The Charge, ELement and Isotope Analysis System, or CELIAS, will measure the mass, ionic charge and energy of the low-speed and high-speed solar wind, as well as energetic particles emitted during explosions on the Sun. COSTEP (COmprehensive SupraThermal and Energetic Particle analyser) and ERNE (Energetic and Relativistic Nuclei and Electron experiment) , together form a collaboration to study the energy release and particle acceleration processes in the solar atmosphere, as well as particle propagation in the interplanetary medium. COSTEP will measure energy spectra of electrons (up to 5 MeV), protons and helium nuclei (up to 52 MeV/nucleus). ERNE will measure energy spectra of heavier ions (up to 540 MeV/nucleus), abundance rations of isotopes and the anisotropy of the particle flux. The Study of Solar Wind ANisotropies, or SWAN, will make complete sky maps of the hydrogen density in the solar wind, determining the distribution of the solar wind mass flux from equator to pole as well as the variation of this distribution.

Command and control of SOHO

ESA has overall responsibility for the SOHO mission, but NASA will provide the launch, tracking and control. The spacecraft will be launched from Cape Canaveral Air Station in Florida by Atlas IIAS, the most powerful of the Atlas-Centaur rockets. The satellite will maintain contact with the ground through NASA’s Deep Space Network (DSN). The DSN is a network of three radio antennas spread around the world. One is in Goldstone, USA, a second near Madrid, Spain, and a third is placed in Canberra, Australia. Together, these antennas provide continuous links to spacecraft wherever thy happen to be in relation to Earth.

After the DSN has collected the SOHO data, it will be routed to NASA’s Goddard Space Flight Centre in Greenbelt, Maryland, USA, from where SOHO will be commanded. A special facility, known as the SOHO Experiment Operations Facility, has been set up at Goddard.. This will serve as the fulcrum for all SOHO operation. Scientists will meet there in order to use the spacecraft and to plan the scientific investigations it will be carrying out. The data from all observations will be stored there in an archive and researchers from all over the world will be able to access the information electronically, via computers.

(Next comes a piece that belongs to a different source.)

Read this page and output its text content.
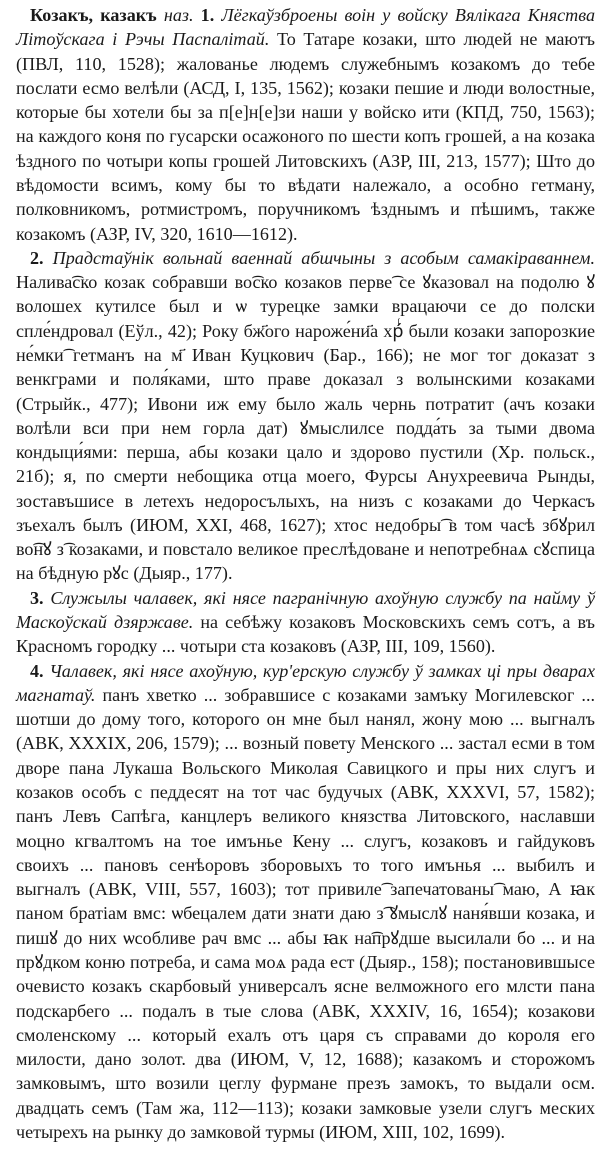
Козакъ, казакъ наз. 1. Лёгкаўзброены воін у войску Вялікага Княства Літоўскага і Рэчы Паспалітай. То Татаре козаки, што людей не маютъ (ПВЛ, 110, 1528); жалованье людемъ служебнымъ козакомъ до тебе послати есмо велѣли (АСД, I, 135, 1562); козаки пешие и люди волостные, которые бы хотели бы за п[е]н[е]зи наши у войско ити (КПД, 750, 1563); на каждого коня по гусарски осажоного по шести копъ грошей, а на козака ѣздного по чотыри копы грошей Литовскихъ (АЗР, III, 213, 1577); Што до вѣдомости всимъ, кому бы то вѣдати належало, а особно гетману, полковникомъ, ротмистромъ, поручникомъ ѣзднымъ и пѣшимъ, также козакомъ (АЗР, IV, 320, 1610—1612).

2. Прадстаўнік вольнай ваеннай абшчыны з асобым самакіраваннем. Налива͡ско козак собравши во͡ско козаков перве͡ се ꙋказовал на подолю ꙋ волошех кутилсе был и ѡ турецке замки врацаючи се до полски спле́ндровал (Еўл., 42); Року бж҃ого нароже́ни҃а хрᷯ́ были козаки запорозкие не́мки͡ гетманъ на м҃ Иван Куцкович (Бар., 166); не мог тог доказат з венкграми и поля́ками, што праве доказал з волынскими козаками (Стрыйк., 477); Ивони иж ему было жаль чернь потратит (ачъ козаки волѣли вси при нем горла дат) ꙋмыслилсе подда́ть за тыми двома кондыци́ями: перша, абы козаки цало и здорово пустили (Хр. польск., 21б); я, по смерти небощика отца моего, Фурсы Анухреевича Рынды, зоставъшисе в летехъ недоросълыхъ, на низъ с козаками до Черкасъ зъехалъ былъ (ИЮМ, XXI, 468, 1627); хтос недобры͡ в том часѣ збꙋрил во͡нꙋ з͡ козаками, и повстало великое преслѣдоване и непотребнаѧ сꙋспица на бѣдную рꙋс (Дыяр., 177).

3. Служылы чалавек, які нясе пагранічную ахоўную службу па найму ў Маскоўскай дзяржаве. на себѣжу козаковъ Московскихъ семъ сотъ, а въ Красномъ городку ... чотыри ста козаковъ (АЗР, III, 109, 1560).

4. Чалавек, які нясе ахоўную, кур'ерскую службу ў замках ці пры дварах магнатаў. панъ хветко ... зобравшисе с козаками замъку Могилевског ... шотши до дому того, которого он мне был нанял, жону мою ... выгналъ (АВК, XXXIX, 206, 1579); ... возный повету Менского ... застал есми в том дворе пана Лукаша Вольского Миколая Савицкого и пры них слугъ и козаков особъ с педдесят на тот час будучых (АВК, XXXVI, 57, 1582); панъ Левъ Сапѣга, канцлеръ великого князства Литовского, наславши моцно кгвалтомъ на тое имънье Кену ... слугъ, козаковъ и гайдуковъ своихъ ... пановъ сенѣоровъ зборовыхъ то того имънья ... выбилъ и выгналъ (АВК, VIII, 557, 1603); тот привиле͡ запечатованы͡ маю, А ꙗк паном братіам вмс: ѡбецалем дати знати даю з͡ ꙋмыслꙋ наня́вши козака, и пишꙋ до них ѡсобливе рач вмс ... абы ꙗк на͡прꙋдше высилали бо ... и на прꙋдком коню потреба, и сама моѧ рада ест (Дыяр., 158); постановившысе очевисто козакъ скарбовый универсалъ ясне велможного его млсти пана подскарбего ... подалъ в тые слова (АВК, XXXIV, 16, 1654); козакови смоленскому ... который ехалъ отъ царя съ справами до короля его милости, дано золот. два (ИЮМ, V, 12, 1688); казакомъ и сторожомъ замковымъ, што возили цеглу фурмане презъ замокъ, то выдали осм. двадцать семъ (Там жа, 112—113); козаки замковые узели слугъ меских четырехъ на рынку до замковой турмы (ИЮМ, XIII, 102, 1699).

Energising Space Near Earth

Fortunately for life on Earth, the terrestrial magnetic fields shield us from the full blast of the solar wind, deflecting it away from hr Earth and hollowing out a cavity in it. Yet, this magnetic cocoon, called the magnetosphere, is constantly being buffeted, distorted and reshaped by the variable solar wind, and some of it manages to penetrate the Earth's magnetic defence at its weak points. The Sun thereby feeds a vast and shifting web of energetic particles, electric currents and magnetic fields that encircle the Earth in space.

The Sun's gusty solar wind can therefore affect our environment significantly. It can disturb the Earth's magnetic field, producing geomagnetic storms, create the northern and southern lights (the aurora), disrupt navigation and communication systems, destroy electronics, endanger astronauts and create electrical power blackouts on Earth. SOHO's investigations of the acceleration, evolution and origin of the solar wind therefore have a direct impact on human activity. Indeed, all of these effects are of such vital importance that national centres employ space weather forecasters and continuously monitor the Sun from the ground and space to warn of threatening solar activity.

The Solar-Terrestrial Science Programme - comprising of SOHO and its sister-mission Cluster - are aimed at obtaining a fuller understanding of the vital link between the Sun and the Earth. SOHO will look back at the ultimate source of it all, the Sun, in order to identify and analyse the ultimate source of the phenomena that cause terrestrial effects. Cluster will investigate in detail and - being a flotilla of four magnetospheric spacecraft - in three dimensions, the physical mature of the processes that are induced in the near-Earth environment.

"All those who have worked tirelessly on the SOHO payload, spacecraft and ground segment are to be congratulated in their excellent work and for having developed the most remarkable tool to help us understand the Sun and its environment, the heliosphere," said Roger Bonnet.